Mike is one of the more faithful of the extended clan and points out that St. Peter eternally tests us in this world. No longer a believer, I will accept at the very least that Pete is out there somewhere spinning the wheel of fate and sticking his finger in to stop it on "wild card." I know, I've been there.
When you leave Fenway in the 8th, Ortiz slams in a four runner. When you lock the lot into a seventy six year, one percent CD, the market decides the sky's the limit. When you find the woman you're going to marry and are only going to the upscale grocery joint because they carry a pink lemonade fizzy drink that works well with gin, St.
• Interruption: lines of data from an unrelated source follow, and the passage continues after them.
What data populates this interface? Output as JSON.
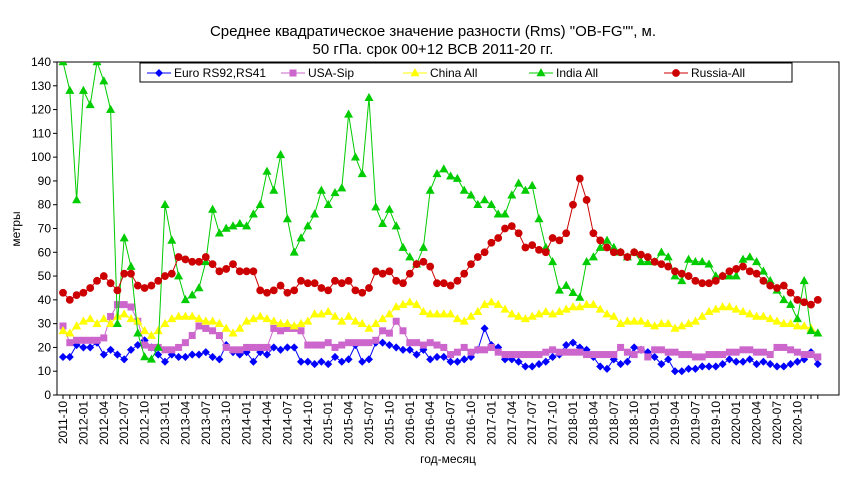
{
  "chart_data": {
    "type": "line",
    "title": "Среднее квадратическое значение разности (Rms) \"OB-FG\"\", м.",
    "subtitle": "50 гПа. срок 00+12 ВСВ 2011-20 гг.",
    "xlabel": "год-месяц",
    "ylabel": "метры",
    "ylim": [
      0,
      140
    ],
    "yticks": [
      0,
      10,
      20,
      30,
      40,
      50,
      60,
      70,
      80,
      90,
      100,
      110,
      120,
      130,
      140
    ],
    "grid": false,
    "legend_position": "top",
    "xtick_labels": [
      "2011-10",
      "2012-01",
      "2012-04",
      "2012-07",
      "2012-10",
      "2013-01",
      "2013-04",
      "2013-07",
      "2013-10",
      "2014-01",
      "2014-04",
      "2014-07",
      "2014-10",
      "2015-01",
      "2015-04",
      "2015-07",
      "2015-10",
      "2016-01",
      "2016-04",
      "2016-07",
      "2016-10",
      "2017-01",
      "2017-04",
      "2017-07",
      "2017-10",
      "2018-01",
      "2018-04",
      "2018-07",
      "2018-10",
      "2019-01",
      "2019-04",
      "2019-07",
      "2019-10",
      "2020-01",
      "2020-04",
      "2020-07",
      "2020-10"
    ],
    "x_start": "2011-10",
    "n_points": 112,
    "series": [
      {
        "name": "Euro RS92,RS41",
        "color": "#0000ff",
        "marker": "diamond",
        "values": [
          16,
          16,
          21,
          20,
          20,
          22,
          17,
          19,
          17,
          15,
          19,
          21,
          23,
          20,
          17,
          14,
          17,
          16,
          16,
          17,
          17,
          18,
          16,
          15,
          21,
          18,
          17,
          18,
          14,
          18,
          17,
          20,
          19,
          20,
          20,
          14,
          14,
          13,
          14,
          13,
          16,
          14,
          15,
          21,
          14,
          15,
          22,
          22,
          21,
          20,
          19,
          19,
          17,
          19,
          15,
          16,
          16,
          14,
          14,
          15,
          16,
          19,
          28,
          21,
          20,
          15,
          15,
          14,
          12,
          12,
          13,
          14,
          16,
          17,
          21,
          22,
          20,
          19,
          16,
          12,
          11,
          15,
          13,
          14,
          20,
          19,
          18,
          16,
          13,
          15,
          10,
          10,
          11,
          11,
          12,
          12,
          12,
          13,
          15,
          14,
          14,
          15,
          13,
          14,
          13,
          12,
          12,
          13,
          14,
          15,
          18,
          13
        ]
      },
      {
        "name": "USA-Sip",
        "color": "#cc66cc",
        "marker": "square",
        "values": [
          29,
          22,
          23,
          23,
          23,
          23,
          24,
          33,
          38,
          38,
          37,
          31,
          21,
          20,
          20,
          19,
          19,
          20,
          22,
          25,
          29,
          28,
          27,
          25,
          20,
          19,
          19,
          20,
          20,
          20,
          20,
          28,
          27,
          28,
          28,
          27,
          21,
          21,
          21,
          22,
          20,
          21,
          22,
          22,
          22,
          22,
          23,
          27,
          26,
          31,
          27,
          22,
          22,
          21,
          22,
          21,
          20,
          17,
          18,
          20,
          18,
          19,
          19,
          20,
          18,
          17,
          17,
          17,
          17,
          17,
          17,
          18,
          19,
          18,
          18,
          18,
          18,
          17,
          17,
          17,
          17,
          17,
          20,
          18,
          17,
          19,
          16,
          19,
          19,
          18,
          18,
          17,
          17,
          16,
          16,
          17,
          17,
          17,
          18,
          18,
          19,
          19,
          18,
          18,
          17,
          20,
          20,
          19,
          18,
          17,
          17,
          16
        ]
      },
      {
        "name": "China All",
        "color": "#ffff00",
        "marker": "triangle",
        "values": [
          27,
          26,
          29,
          31,
          32,
          30,
          32,
          30,
          33,
          34,
          32,
          31,
          27,
          25,
          27,
          30,
          32,
          33,
          33,
          33,
          32,
          31,
          31,
          30,
          28,
          26,
          28,
          31,
          32,
          33,
          32,
          31,
          30,
          30,
          29,
          30,
          31,
          34,
          34,
          35,
          33,
          31,
          33,
          31,
          30,
          28,
          30,
          32,
          34,
          37,
          38,
          39,
          38,
          35,
          34,
          34,
          34,
          34,
          32,
          31,
          33,
          35,
          38,
          39,
          38,
          36,
          34,
          33,
          32,
          33,
          34,
          35,
          34,
          35,
          36,
          37,
          37,
          38,
          38,
          36,
          34,
          33,
          30,
          31,
          31,
          31,
          30,
          29,
          30,
          30,
          28,
          29,
          30,
          31,
          33,
          35,
          36,
          37,
          37,
          36,
          35,
          34,
          33,
          33,
          32,
          31,
          30,
          30,
          29,
          29,
          28,
          26
        ]
      },
      {
        "name": "India All",
        "color": "#00cc00",
        "marker": "triangle",
        "values": [
          140,
          128,
          82,
          128,
          122,
          140,
          132,
          120,
          30,
          66,
          54,
          26,
          16,
          15,
          20,
          80,
          65,
          50,
          40,
          42,
          45,
          56,
          78,
          68,
          70,
          71,
          72,
          71,
          76,
          80,
          94,
          86,
          101,
          74,
          60,
          66,
          71,
          76,
          86,
          80,
          85,
          87,
          118,
          100,
          93,
          125,
          79,
          72,
          78,
          71,
          62,
          58,
          55,
          62,
          86,
          93,
          95,
          92,
          91,
          86,
          84,
          80,
          82,
          80,
          76,
          76,
          84,
          89,
          86,
          88,
          74,
          62,
          56,
          44,
          46,
          43,
          41,
          56,
          58,
          62,
          65,
          62,
          60,
          58,
          60,
          56,
          56,
          56,
          60,
          58,
          50,
          48,
          57,
          56,
          56,
          55,
          50,
          50,
          50,
          50,
          57,
          58,
          56,
          52,
          48,
          44,
          40,
          38,
          32,
          48,
          27,
          26
        ]
      },
      {
        "name": "Russia-All",
        "color": "#cc0000",
        "marker": "circle",
        "values": [
          43,
          40,
          42,
          43,
          45,
          48,
          50,
          47,
          44,
          51,
          51,
          46,
          45,
          46,
          48,
          50,
          51,
          58,
          57,
          56,
          56,
          58,
          55,
          52,
          53,
          55,
          52,
          52,
          52,
          44,
          43,
          44,
          46,
          43,
          44,
          48,
          47,
          47,
          45,
          44,
          48,
          47,
          48,
          44,
          43,
          45,
          52,
          51,
          52,
          48,
          47,
          51,
          55,
          56,
          54,
          47,
          47,
          46,
          48,
          51,
          55,
          58,
          60,
          64,
          66,
          70,
          71,
          68,
          62,
          63,
          61,
          60,
          66,
          65,
          68,
          80,
          91,
          82,
          68,
          65,
          62,
          60,
          60,
          58,
          60,
          59,
          58,
          56,
          55,
          54,
          52,
          51,
          50,
          48,
          47,
          47,
          48,
          50,
          52,
          53,
          54,
          52,
          51,
          48,
          46,
          45,
          46,
          43,
          40,
          39,
          38,
          40
        ]
      }
    ]
  }
}
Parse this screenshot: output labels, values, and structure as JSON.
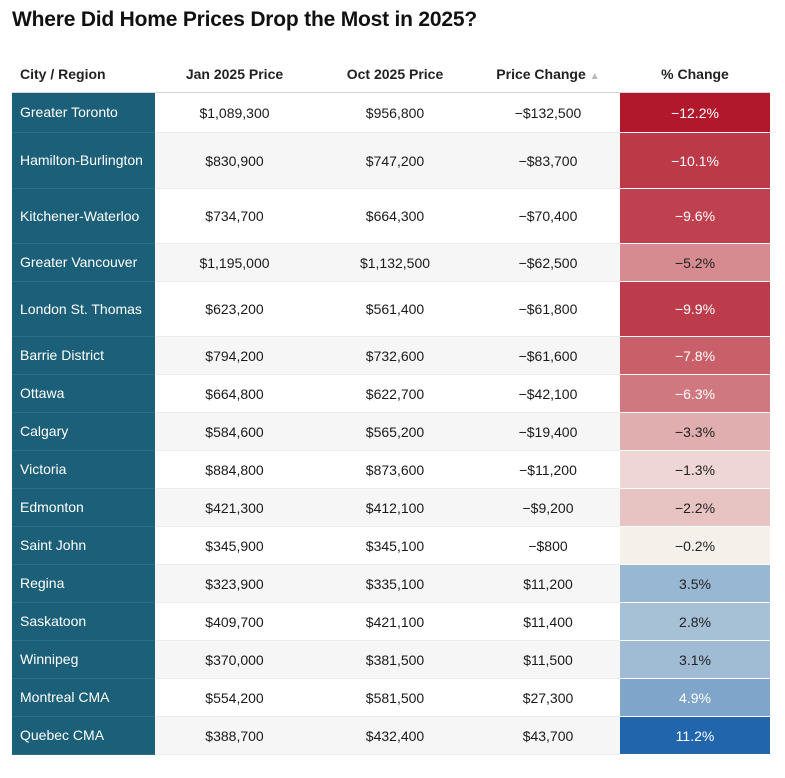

Peter puts a cutie in line ahead of you who is just no end of interested in what you're going to do with the tilapia this weekend.
I thought I'd cry in it.
Here, take the fish. She already loves me. I can't really impress her any more.
I'm ok with being Pete's occasional whipping boy. It reminds me that we all have choices in life and once made, can't really hit the re-set button to try again.
Contrary to Robert Frost, who at JFK's innaugural read from his piece, "Yellow Wood" as follows:
"Two roads diverged into a yellow wood and I,
I took the one less travelled by.
Yet wondered if I'd have gotten lucky on the first date,
Had I taken the other."
The president-elect clapped heartily.
One of these days, "Pete's Whipping Boy" will become a book. The foibles of a hopeless fellow who has opportunity dropped into his lap just when things finally seem to be working out. It will read into the center of the book where it will marry to "Murphy's Handmaiden"; the story of a woman who lives anything that can go wrong, will and will be tax-audited to boot.
I'm not sure what will happen when the stories meet. You're going to have to stick around to find out.